Les superordinateurs scannent des dizaines de plates-formes en quelques millisecondes, pour détecter les tendances du marché, puis passent des ordres à la vitesse de la lumière, laissant sur place les investisseurs traditionnels, beaucoup plus lents.
Ils peuvent aussi détecter le cours plafond fixé par un acheteur (prix au-dessus duquel il arrête d’acheter un titre). Aussitôt, ils raflent toutes les actions disponibles avant que l’acheteur légitime ait eu le temps d’agir, et les lui revendent plus cher, généralement au cours maximal - c’est-à-dire 1 centime en dessous de son plafond.
Comme on le voit ce sont des algorithmes qui décident et plus le trader. Il s’agit de savoir quelle est la tendance et d’en profiter plus vite que son voisin. Où est le génie ? En quoi ces traders méritent-ils ne serait-ce qu’un dollar ? Du reste cette technique peut être assimilée à un délit d’initié comme le déclare un sénateur démocrate Charles Schumer et tente de les faire interdire. En fait ce monde est opaque, s’auto entretient, crée des légendes d’indispensabilité du génie de quelques-uns (qui se comptent pourtant en milliers sur l’ensemble des places boursières et qui pourtant ne font pas grand chose puisque ce sont les algorithmes qui travaillent à leur place). Les énormes salaires des uns se justifient par une compétence hors normes imaginaire et confortent les stratosphériques salaires des autres. Et ce qui fait peur c’est d’une part ça : En juillet 2009, le New York Stock Exchange ne réalisait plus que 28 % des transactions boursières aux Etats-Unis, le Nasdaq 21 %. Deux sociétés inconnues du grand public, le BATS à Kansas City (Missouri) et Direct Edge à Jersey City (New Jersey) rivalisent pour s’imposer au troisième rang des places boursières américaines, avec chacune 10 % à 12 % du marché, selon les modes de calcul.
Donc cela s’empire avec une montée en puissance des néfastes qui ne cherchent que le gain dans la plus pure virtualité, et surtout cette déclaration : En revanche, le patron de Direct Edge, William O’Brien, a multiplié les interviews pour expliquer que les flash orders sont une innovation bénéfique, et qu’il allait proposer ce service payant à tous les professionnels intéressés.

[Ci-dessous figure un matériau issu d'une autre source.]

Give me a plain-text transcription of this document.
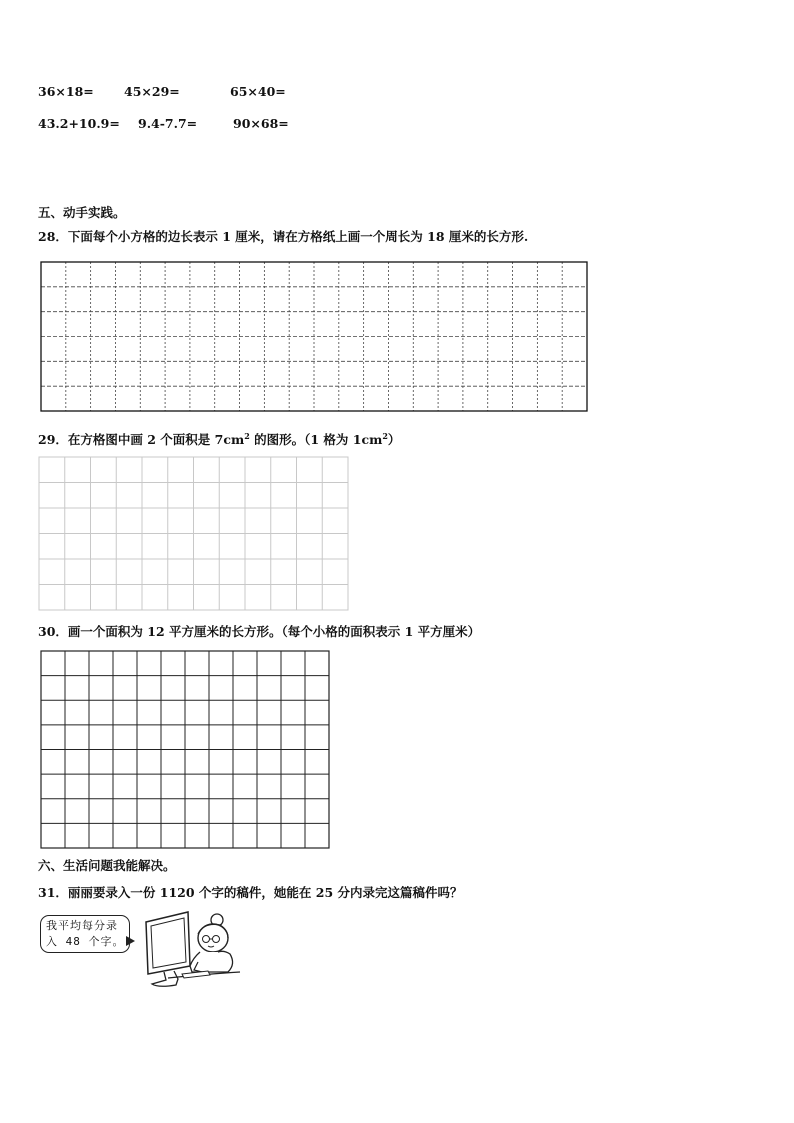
36×18= 45×29=	65×40=
43.2+10.9= 9.4-7.7=	90×68=
五、动手实践。
28．下面每个小方格的边长表示 1 厘米，请在方格纸上画一个周长为 18 厘米的长方形.
29．在方格图中画 2 个面积是 $7cm^2$ 的图形。（1 格为 $1cm^2$）
30．画一个面积为 12 平方厘米的长方形。（每个小格的面积表示 1 平方厘米）
六、生活问题我能解决。
31．丽丽要录入一份 1120 个字的稿件，她能在 25 分内录完这篇稿件吗？
我平均每分录
入 48 个字。
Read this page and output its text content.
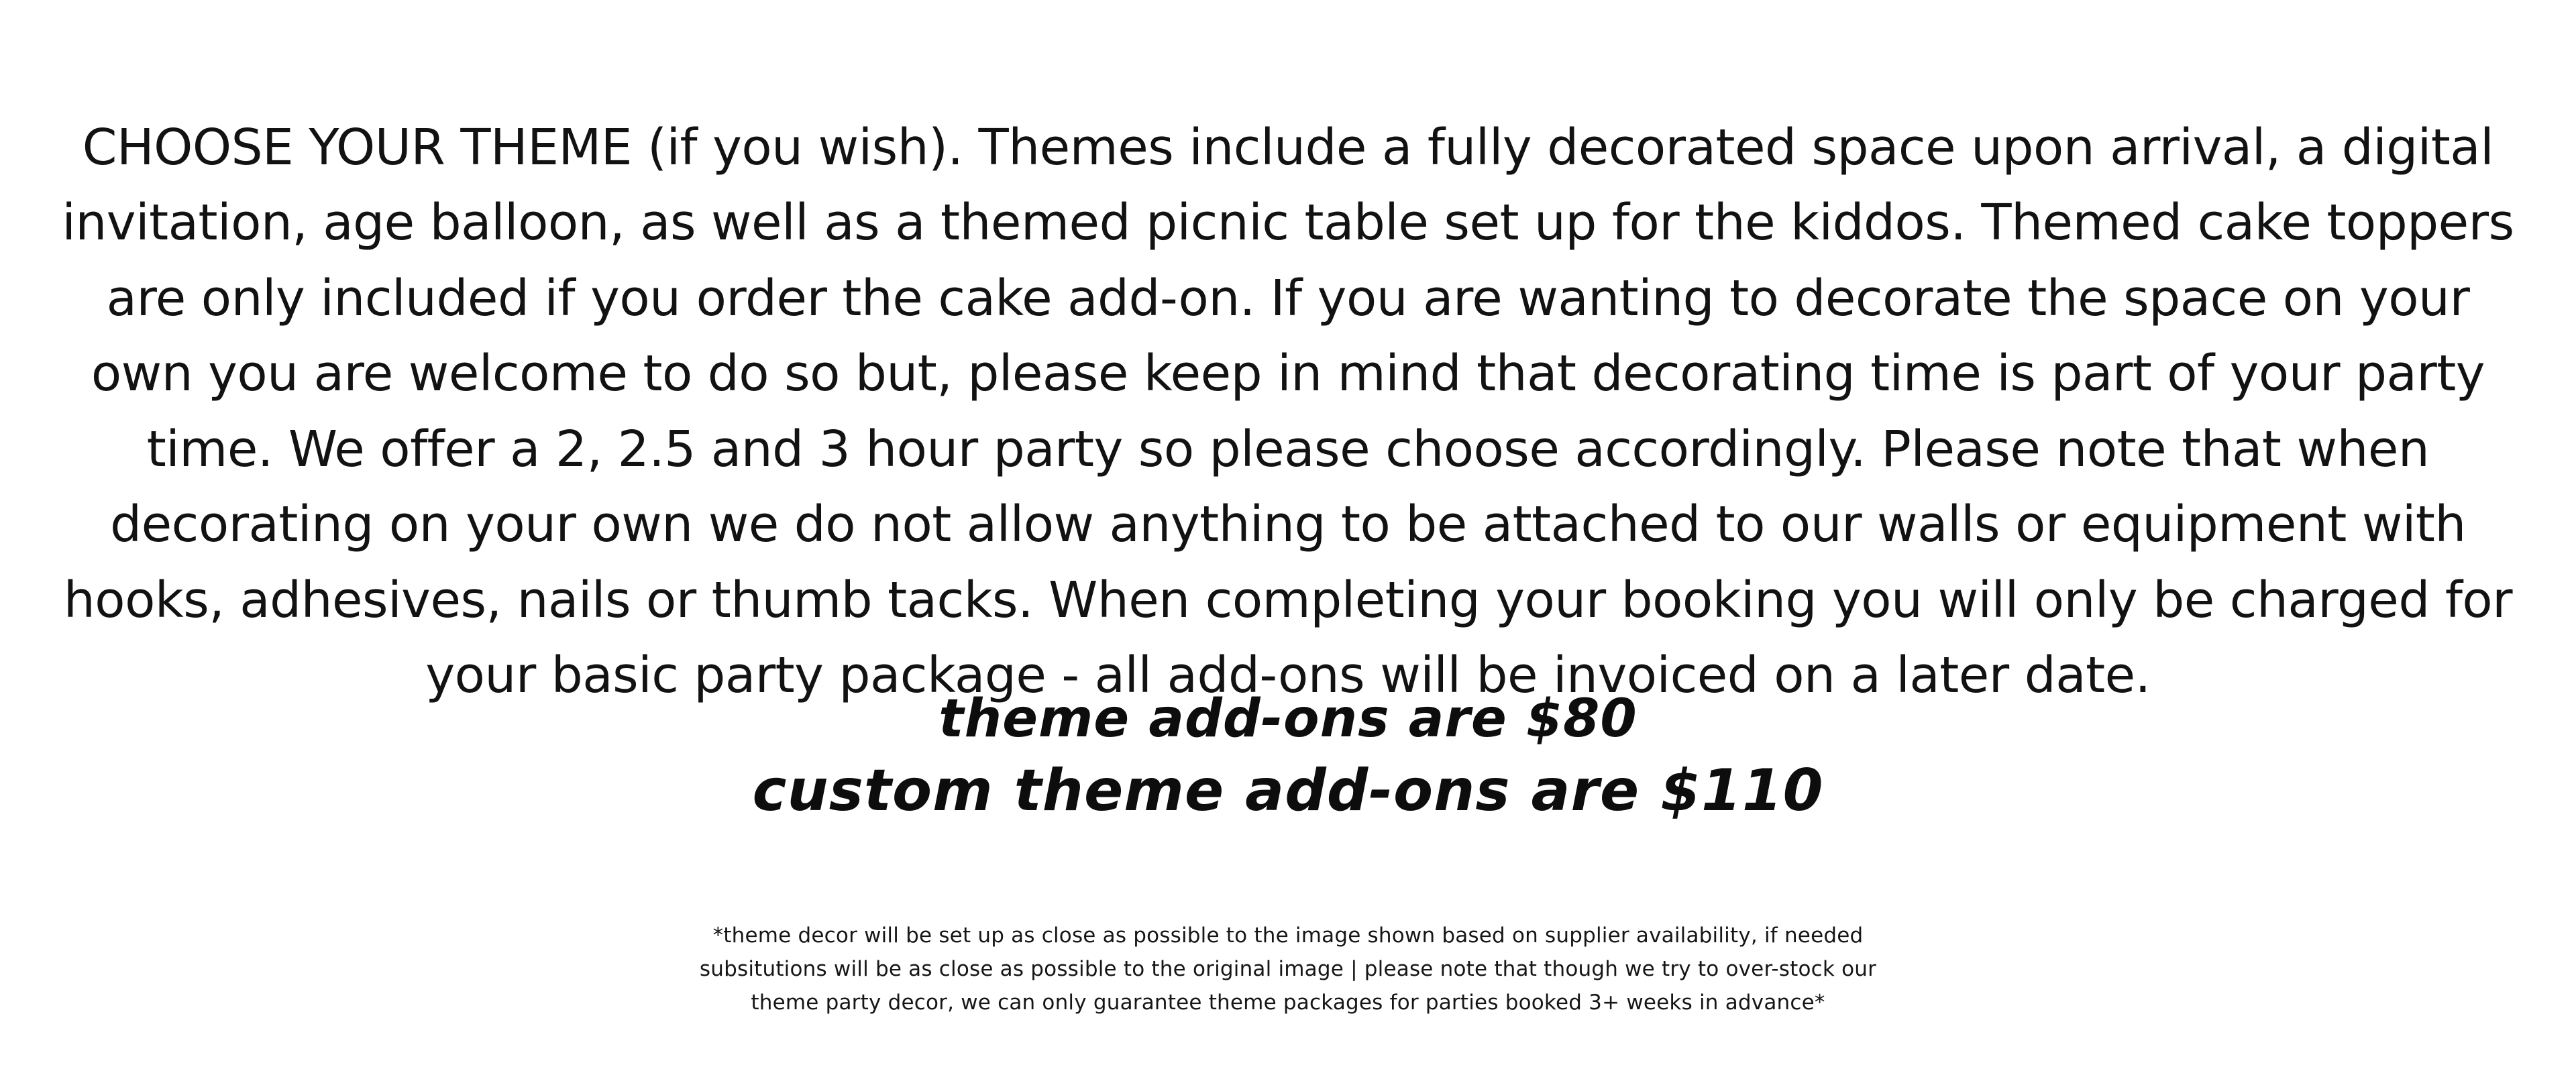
CHOOSE YOUR THEME (if you wish). Themes include a fully decorated space upon arrival, a digital invitation, age balloon, as well as a themed picnic table set up for the kiddos. Themed cake toppers are only included if you order the cake add-on. If you are wanting to decorate the space on your own you are welcome to do so but, please keep in mind that decorating time is part of your party time. We offer a 2, 2.5 and 3 hour party so please choose accordingly. Please note that when decorating on your own we do not allow anything to be attached to our walls or equipment with hooks, adhesives, nails or thumb tacks. When completing your booking you will only be charged for your basic party package - all add-ons will be invoiced on a later date.

theme add-ons are $80
custom theme add-ons are $110
*theme decor will be set up as close as possible to the image shown based on supplier availability, if needed
subsitutions will be as close as possible to the original image | please note that though we try to over-stock our
theme party decor, we can only guarantee theme packages for parties booked 3+ weeks in advance*
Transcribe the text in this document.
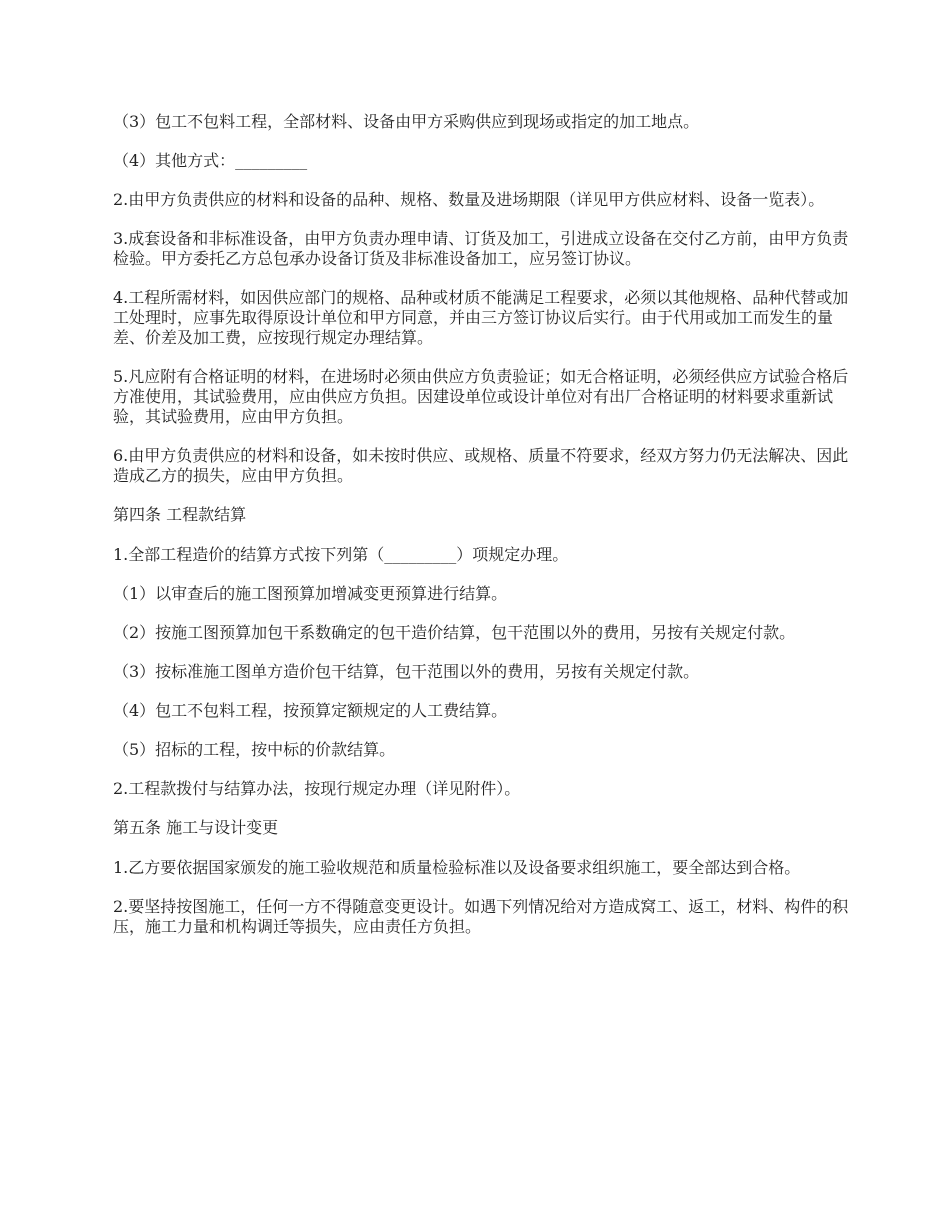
（3）包工不包料工程，全部材料、设备由甲方采购供应到现场或指定的加工地点。

（4）其他方式：_________

2.由甲方负责供应的材料和设备的品种、规格、数量及进场期限（详见甲方供应材料、设备一览表）。

3.成套设备和非标准设备，由甲方负责办理申请、订货及加工，引进成立设备在交付乙方前，由甲方负责检验。甲方委托乙方总包承办设备订货及非标准设备加工，应另签订协议。

4.工程所需材料，如因供应部门的规格、品种或材质不能满足工程要求，必须以其他规格、品种代替或加工处理时，应事先取得原设计单位和甲方同意，并由三方签订协议后实行。由于代用或加工而发生的量差、价差及加工费，应按现行规定办理结算。

5.凡应附有合格证明的材料，在进场时必须由供应方负责验证；如无合格证明，必须经供应方试验合格后方准使用，其试验费用，应由供应方负担。因建设单位或设计单位对有出厂合格证明的材料要求重新试验，其试验费用，应由甲方负担。

6.由甲方负责供应的材料和设备，如未按时供应、或规格、质量不符要求，经双方努力仍无法解决、因此造成乙方的损失，应由甲方负担。

第四条 工程款结算

1.全部工程造价的结算方式按下列第（_________）项规定办理。

（1）以审查后的施工图预算加增减变更预算进行结算。

（2）按施工图预算加包干系数确定的包干造价结算，包干范围以外的费用，另按有关规定付款。

（3）按标准施工图单方造价包干结算，包干范围以外的费用，另按有关规定付款。

（4）包工不包料工程，按预算定额规定的人工费结算。

（5）招标的工程，按中标的价款结算。

2.工程款拨付与结算办法，按现行规定办理（详见附件）。

第五条 施工与设计变更

1.乙方要依据国家颁发的施工验收规范和质量检验标准以及设备要求组织施工，要全部达到合格。

2.要坚持按图施工，任何一方不得随意变更设计。如遇下列情况给对方造成窝工、返工，材料、构件的积压，施工力量和机构调迁等损失，应由责任方负担。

De son côté, la SEC reconnaît que son enquête n’en est qu’à ses débuts et qu’aucune mesure contraignante ne sera prise à court terme.
Car on peut tempêter, ces gens-là - ce n’est pas qu’ils n’ont rien compris, au contraire ils ont très bien compris - ne changeront jamais et seule une loi coercitive modifiera peut-être le fond des choses.